Arjuna melihat Ekalaya menyembah sebuah patung, kemudian pergi meninggalkannya. Arjuna penasaran. Ia mengikuti ke mana perginya Ekalaya. Ternyata, Ekalaya pulang ke rumahnya.

Ekalaya disambut oleh Anggraini, istrinya yang jelita. Semua itu disaksikan oleh mata Arjuna, sang playboy dari Hastinapura University.

~oOo~

Hari-hari berikutnya, Arjuna memutar otak bagaimana menaklukkan hati Anggraini. Iblis dari golongan thukmis-pun membisiki niat busuk ke dalam hati Arjuna. Setiap Ekalaya tidak di rumah, Arjuna mendatangi Anggraini menggoda kesetiaan Anggraini.

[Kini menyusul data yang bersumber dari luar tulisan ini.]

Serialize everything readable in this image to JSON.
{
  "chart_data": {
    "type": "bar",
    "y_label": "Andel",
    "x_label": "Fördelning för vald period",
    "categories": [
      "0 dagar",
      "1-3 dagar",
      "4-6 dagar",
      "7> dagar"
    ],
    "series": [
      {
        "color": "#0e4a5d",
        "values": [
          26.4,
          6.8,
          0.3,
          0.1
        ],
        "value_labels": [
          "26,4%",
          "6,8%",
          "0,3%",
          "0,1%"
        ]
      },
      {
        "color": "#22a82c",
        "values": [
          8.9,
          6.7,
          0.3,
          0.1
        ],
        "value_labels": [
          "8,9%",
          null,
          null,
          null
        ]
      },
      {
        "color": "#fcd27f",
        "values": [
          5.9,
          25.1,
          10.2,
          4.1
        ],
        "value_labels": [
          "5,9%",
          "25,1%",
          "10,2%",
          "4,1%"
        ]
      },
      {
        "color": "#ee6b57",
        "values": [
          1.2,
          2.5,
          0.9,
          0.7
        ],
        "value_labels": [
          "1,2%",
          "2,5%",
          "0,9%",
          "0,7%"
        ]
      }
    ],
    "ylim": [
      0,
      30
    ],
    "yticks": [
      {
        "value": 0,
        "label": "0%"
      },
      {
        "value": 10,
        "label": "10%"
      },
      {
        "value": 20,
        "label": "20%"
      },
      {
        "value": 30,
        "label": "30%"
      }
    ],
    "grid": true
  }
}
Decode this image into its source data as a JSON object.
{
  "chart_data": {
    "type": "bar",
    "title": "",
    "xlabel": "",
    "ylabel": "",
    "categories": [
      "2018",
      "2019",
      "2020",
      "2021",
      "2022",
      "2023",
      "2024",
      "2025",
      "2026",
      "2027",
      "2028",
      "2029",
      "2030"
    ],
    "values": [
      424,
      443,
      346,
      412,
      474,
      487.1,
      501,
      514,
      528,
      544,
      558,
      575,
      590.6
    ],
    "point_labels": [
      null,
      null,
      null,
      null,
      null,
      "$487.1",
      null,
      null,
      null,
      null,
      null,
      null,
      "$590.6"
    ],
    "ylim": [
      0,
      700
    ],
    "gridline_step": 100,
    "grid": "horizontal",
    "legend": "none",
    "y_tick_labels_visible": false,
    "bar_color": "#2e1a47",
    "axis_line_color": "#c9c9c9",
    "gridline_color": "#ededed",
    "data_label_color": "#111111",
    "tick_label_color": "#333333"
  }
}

O, Arjuna tahukah kau Anggraini adalah istri yang sangat setia kepada suaminya, sehebat apa pun rayuan maut yang kau berikan hatinya tak akan berpaling kepadamu.

Setelah beberapa kali digoda oleh Arjuna, Anggraini pun mengadukan perilaku Arjuna itu kepada suaminya. Ekalaya tidak terima. Ia menunggu kedatangan Arjuna.

Syahdan, terjadi perkelahian dua lelaki, Ekalaya vs Arjuna. Tak puas dengan tangan kosong, mereka mengadu kekuatan dengan anak panah. Bagi Ekalaya menjadi suatu kebetulan, bisa mempraktekkan ilmu memanah yang dipelajarinya secara otodidak selama ini.

Anak-anak panah saling melesat. Maka, pada suatu kesempatan anak panah Ekalaya mengenai dada Arjuna. Adik Bima itu tersungkur bersimbah darah. Tak bergerak.

Ekalaya telah membela kehormatan dan kesetiaan istri yang dicintainya itu.